New York Times obituary for Hypothesizer of Red Queen Theory

The New York Times today is running an obituary under the sing-songy heading “Leigh Van Valen, Evolution Revolutionary, Dies at 76.”

The evolutionary biologist Leigh Van Valen’s eccentricities were legend far beyond the University of Chicago, where brilliant and idiosyncratic professors rule. He named 20 fossil mammals he had discovered after characters in J. R. R. Tolkien’s fiction, and his most famous hypothesis — among the most cited in the literature of evolution — was named for the Red Queen in Lewis Carroll’s “Through the Looking Glass.”


Dr. Van Valen’s metaphor to describe this idea came from the Red Queen in Carroll’s “Looking Glass.” In the book, Alice complains that she is exhausted from running, only to find she is still under the tree where she started.
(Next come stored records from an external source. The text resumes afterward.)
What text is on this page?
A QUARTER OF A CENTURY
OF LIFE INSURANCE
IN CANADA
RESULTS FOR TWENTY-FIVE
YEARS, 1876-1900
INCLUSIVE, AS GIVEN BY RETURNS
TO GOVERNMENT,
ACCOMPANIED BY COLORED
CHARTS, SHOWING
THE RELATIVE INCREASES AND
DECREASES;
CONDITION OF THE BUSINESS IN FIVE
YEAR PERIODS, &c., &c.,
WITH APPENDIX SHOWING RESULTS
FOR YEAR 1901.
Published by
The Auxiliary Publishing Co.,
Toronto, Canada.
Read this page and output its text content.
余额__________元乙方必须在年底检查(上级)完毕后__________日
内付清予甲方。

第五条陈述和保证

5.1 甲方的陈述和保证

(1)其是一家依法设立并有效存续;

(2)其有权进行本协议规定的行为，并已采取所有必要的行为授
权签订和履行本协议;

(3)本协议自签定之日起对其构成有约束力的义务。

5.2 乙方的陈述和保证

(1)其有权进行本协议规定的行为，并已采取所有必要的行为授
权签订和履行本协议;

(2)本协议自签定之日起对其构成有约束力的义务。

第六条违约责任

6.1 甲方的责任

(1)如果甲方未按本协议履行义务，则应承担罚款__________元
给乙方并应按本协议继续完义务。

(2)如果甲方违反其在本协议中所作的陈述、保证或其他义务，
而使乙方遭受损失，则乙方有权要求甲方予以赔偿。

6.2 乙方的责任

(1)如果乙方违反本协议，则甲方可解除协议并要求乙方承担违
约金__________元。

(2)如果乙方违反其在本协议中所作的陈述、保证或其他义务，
The Red Queen answers: “Now, here, you see, it takes all the running you can do to keep in the same place. If you want to get somewhere else, you must run at least twice as fast as that.”

Read the article (including the explanation of the theory, which I ellipsed out of the excerpt) here.


One thought on “New York Times obituary for Hypothesizer of Red Queen Theory

  1. Heh, I like the quote they use by him: “It can be hard to tell a crank from an unfamiliar gear.” I suspect LC qualified as an unfamiliar gear for a lot of people.